Foster children are our children, and we must help them through this pandemic nightmare which impacts them so disproportionately. Even at the height of this pandemic, CASA of Santa Barbara County is recruiting volunteers and is prepared to conduct training “virtually” while we practice social distancing. What better way to spend time at home than training to be a CASA? We need you! We will launch “CASA University” in May, so that community members can complete most of their CASA training “virtually” through an online training course.
Like most nonprofits, CASA of Santa Barbara County is dealing with the challenge of postponing our major fundraising events at the same time that we know we will be seeing a rise in child abuse and in children becoming dependents of the court. We are determined to rise to the challenge because we know that CASAs are a beacon of hope to a child who has lost all hope. It is essential that CASA is adequately supported by public and private funders. CASAs are critical in helping children recover from trauma and ultimately find that safe “forever family” that we wish for all kids.
The essential work of CASA is done quietly, with the strict confidentiality required by the court. But these humble, quiet volunteers are all around you. It may be the simplicity of knowing that a child’s favorite truck got left at the last place he lived, or it may be that a child knows her advocate is the one she can trust to send the text no one would ever want to receive — a text that causes that volunteer advocate to spring into action to save that child from further abuse. CASA volunteers are there for the child, to help change a child’s story. Even COVID-19 cannot stop the quiet advocacy of a CASA.

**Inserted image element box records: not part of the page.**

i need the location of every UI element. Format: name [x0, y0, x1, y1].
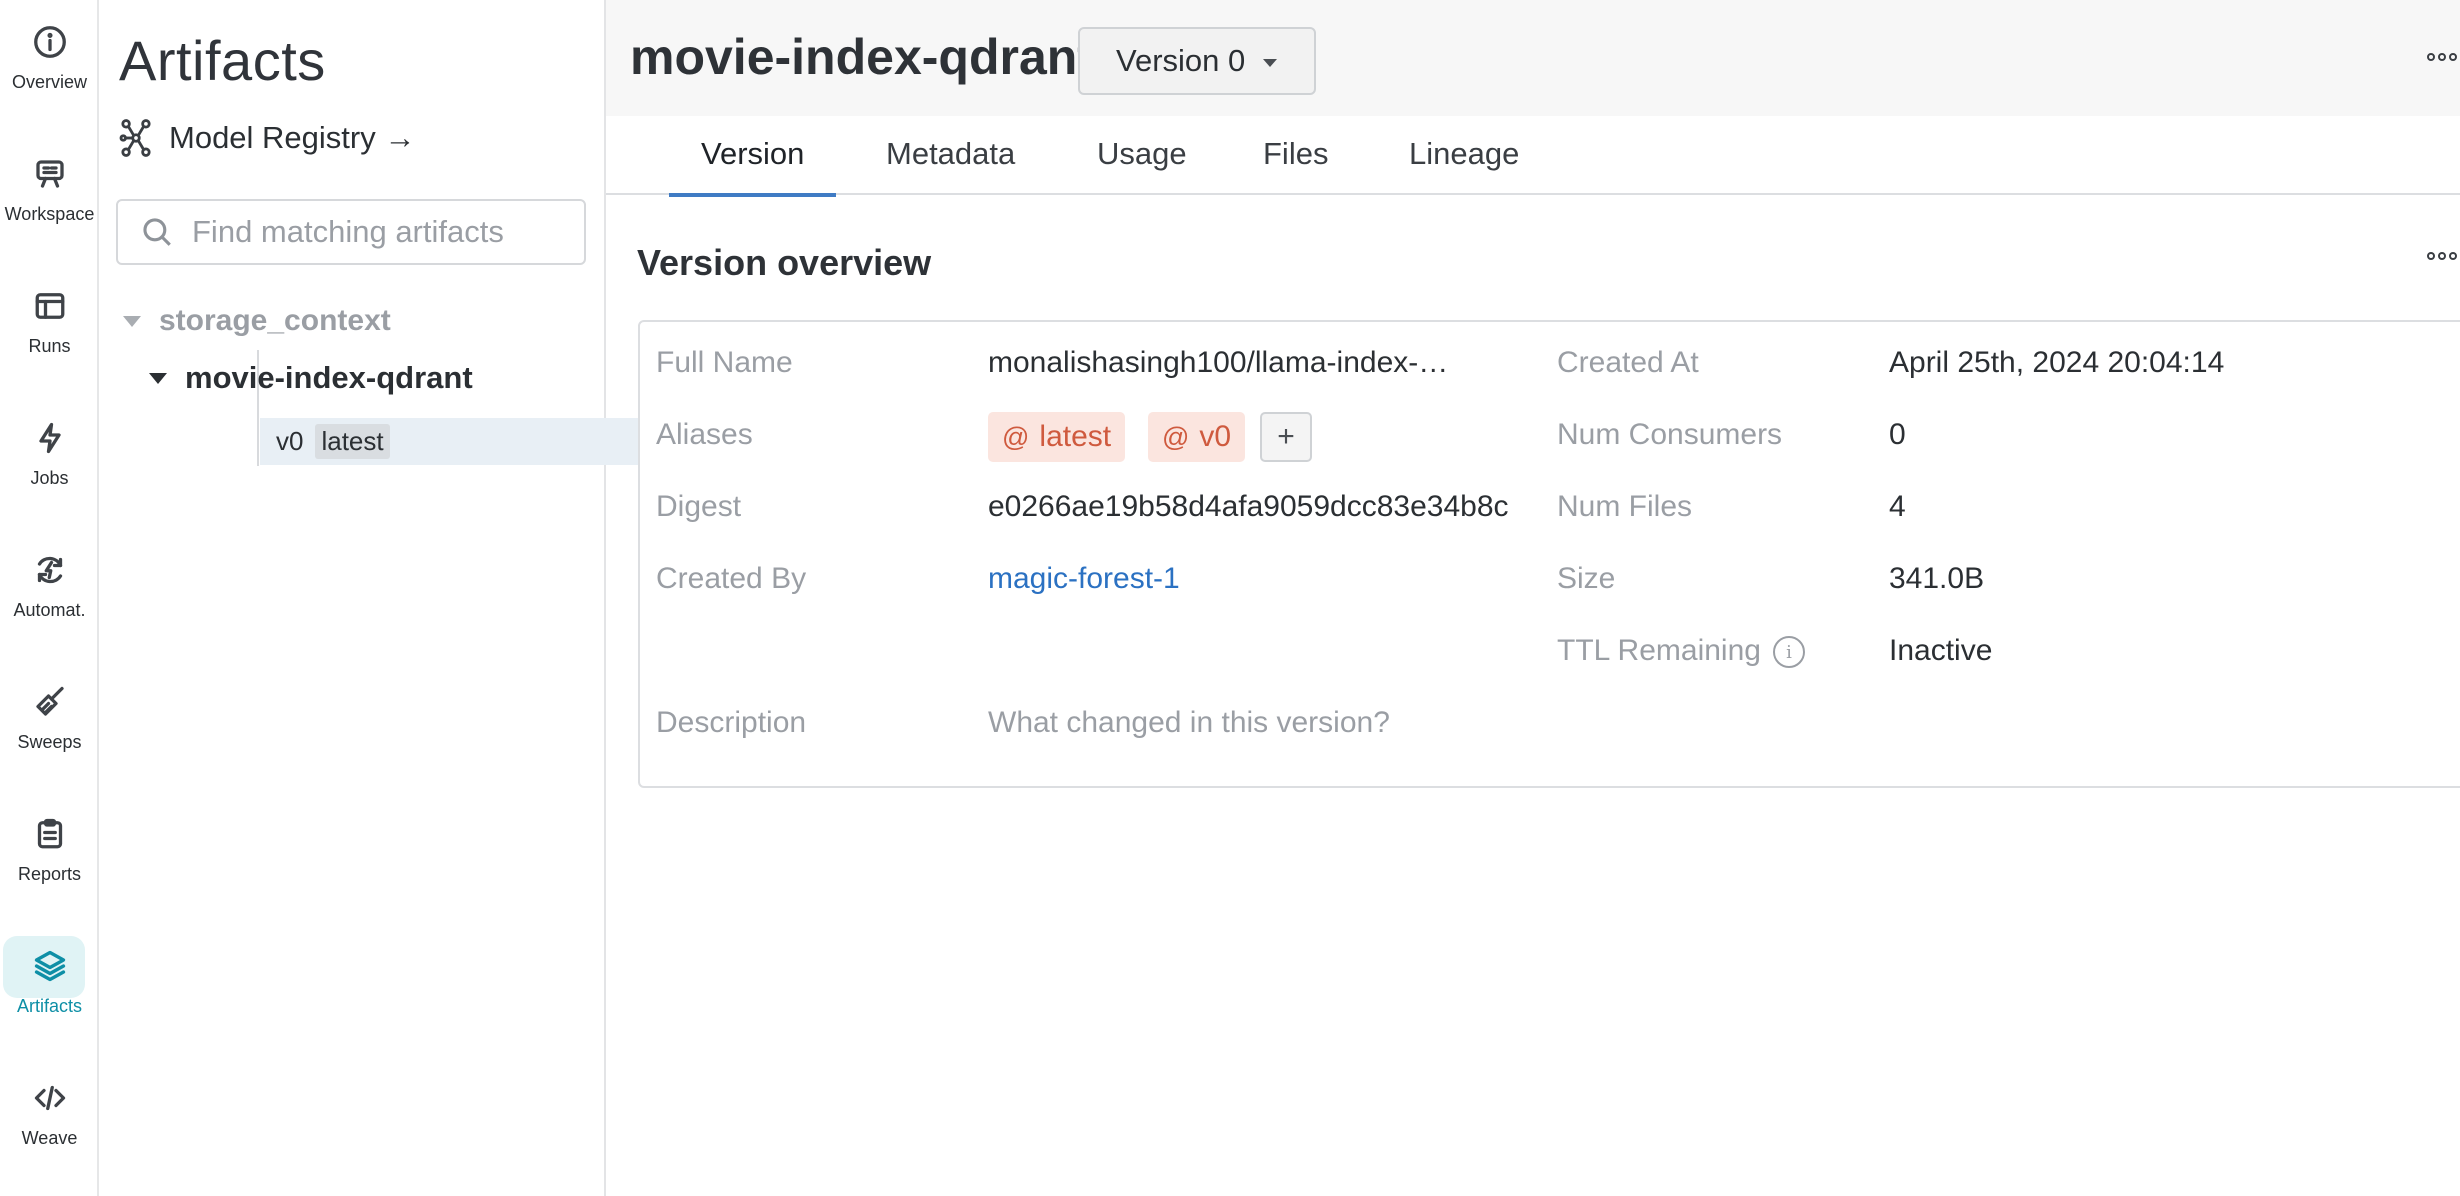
model-registry-label: Model Registry →: [169, 120, 416, 155]
at-sign-icon: @: [1162, 421, 1190, 452]
rail-item-jobs[interactable]: Jobs: [0, 396, 99, 506]
search-input[interactable]: [192, 214, 572, 250]
created-by-link[interactable]: magic-forest-1: [988, 562, 1180, 596]
num-consumers-value: 0: [1889, 418, 1906, 451]
artifact-tabs: Version Metadata Usage Files Lineage: [606, 116, 2460, 197]
rail-item-artifacts[interactable]: Artifacts: [0, 924, 99, 1034]
rail-item-reports[interactable]: Reports: [0, 792, 99, 902]
alias-text: v0: [1199, 420, 1232, 453]
model-registry-link[interactable]: Model Registry →: [119, 118, 415, 158]
section-more-menu-icon[interactable]: [2427, 252, 2457, 260]
version-node-selected[interactable]: v0 latest: [260, 418, 700, 465]
rail-label: Runs: [28, 336, 71, 356]
rail-label: Sweeps: [17, 732, 82, 752]
full-name-value: monalishasingh100/llama-index-…: [988, 346, 1449, 379]
broom-icon: [30, 682, 70, 722]
num-files-value: 4: [1889, 490, 1906, 523]
version-node-tag: latest: [315, 424, 390, 459]
description-label: Description: [656, 706, 807, 739]
icon-rail: Overview Workspace Runs Jobs Automat. Sw…: [0, 0, 99, 1196]
at-sign-icon: @: [1002, 421, 1030, 452]
runs-table-icon: [30, 286, 70, 326]
artifact-header: movie-index-qdrant Version 0: [606, 0, 2460, 116]
rail-label: Jobs: [30, 468, 69, 488]
header-more-menu-icon[interactable]: [2427, 53, 2457, 61]
automation-icon: [30, 550, 70, 590]
section-title: Version overview: [637, 242, 932, 283]
version-node-label: v0: [276, 426, 304, 456]
rail-label: Workspace: [4, 204, 95, 224]
tab-files[interactable]: Files: [1263, 136, 1328, 195]
rail-item-automations[interactable]: Automat.: [0, 528, 99, 638]
aliases-label: Aliases: [656, 418, 753, 451]
rail-label: Weave: [21, 1128, 78, 1148]
dropdown-arrow-icon: [1263, 59, 1278, 67]
ttl-label: TTL Remaining: [1557, 634, 1761, 667]
artifact-title: movie-index-qdrant: [630, 29, 1094, 85]
model-registry-icon: [119, 119, 151, 157]
workspace-icon: [30, 154, 70, 194]
add-alias-button[interactable]: +: [1260, 412, 1312, 462]
artifact-type-node[interactable]: storage_context: [123, 304, 391, 338]
alias-badge[interactable]: @ latest: [988, 412, 1126, 462]
full-name-label: Full Name: [656, 346, 793, 379]
code-icon: [30, 1078, 70, 1118]
version-overview-card: [638, 320, 2460, 788]
artifact-node-label: movie-index-qdrant: [185, 360, 473, 395]
rail-label: Reports: [17, 864, 82, 884]
artifact-node[interactable]: movie-index-qdrant: [149, 360, 473, 396]
artifact-search[interactable]: [116, 199, 586, 265]
alias-text: latest: [1039, 420, 1112, 453]
num-consumers-label: Num Consumers: [1557, 418, 1783, 451]
created-at-value: April 25th, 2024 20:04:14: [1889, 346, 2225, 379]
rail-item-sweeps[interactable]: Sweeps: [0, 660, 99, 770]
alias-badge[interactable]: @ v0: [1148, 412, 1246, 462]
version-select-value: Version 0: [1116, 43, 1246, 78]
num-files-label: Num Files: [1557, 490, 1693, 523]
tab-version[interactable]: Version: [668, 136, 837, 197]
description-input[interactable]: What changed in this version?: [988, 706, 1390, 740]
size-label: Size: [1557, 562, 1616, 595]
ttl-value: Inactive: [1889, 634, 1993, 667]
lightning-icon: [30, 418, 70, 458]
digest-label: Digest: [656, 490, 742, 523]
rail-label: Overview: [11, 72, 87, 92]
rail-item-overview[interactable]: Overview: [0, 0, 99, 110]
tab-metadata[interactable]: Metadata: [886, 136, 1015, 195]
caret-down-icon: [123, 315, 141, 327]
rail-item-weave[interactable]: Weave: [0, 1056, 99, 1166]
rail-label: Automat.: [13, 600, 86, 620]
rail-label: Artifacts: [16, 996, 82, 1016]
digest-value: e0266ae19b58d4afa9059dcc83e34b8c: [988, 490, 1509, 523]
clipboard-icon: [30, 814, 70, 854]
search-icon: [143, 218, 171, 246]
created-at-label: Created At: [1557, 346, 1699, 379]
panel-title: Artifacts: [119, 29, 326, 92]
tab-lineage[interactable]: Lineage: [1409, 136, 1519, 195]
info-icon[interactable]: i: [1773, 636, 1805, 668]
caret-down-icon: [149, 372, 167, 384]
rail-item-runs[interactable]: Runs: [0, 264, 99, 374]
artifacts-panel: Artifacts Model Registry → storage_conte…: [99, 0, 700, 1196]
tab-usage[interactable]: Usage: [1097, 136, 1187, 195]
artifact-type-label: storage_context: [159, 304, 391, 337]
layers-icon: [30, 946, 70, 986]
version-select[interactable]: Version 0: [1078, 27, 1316, 95]
rail-item-workspace[interactable]: Workspace: [0, 132, 99, 242]
info-icon: [30, 22, 70, 62]
size-value: 341.0B: [1889, 562, 1985, 595]
created-by-label: Created By: [656, 562, 807, 595]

We cannot let this global health pandemic evolve into a child abuse pandemic. And we cannot allow children entering foster care to bear the stress, of must be the most terrifying time of their life, alone because there are not enough CASAs to advocate for their best interests. We must continue to do this important work even through the horror of the COVID-19 pandemic. And we urge members of the community to volunteer to help a child. We must not forget the abused, neglected children in our community. They need and deserve the advocacy and attention that a CASA can deliver.
Kim Colby Davis is executive director of CASA of Santa Barbara County.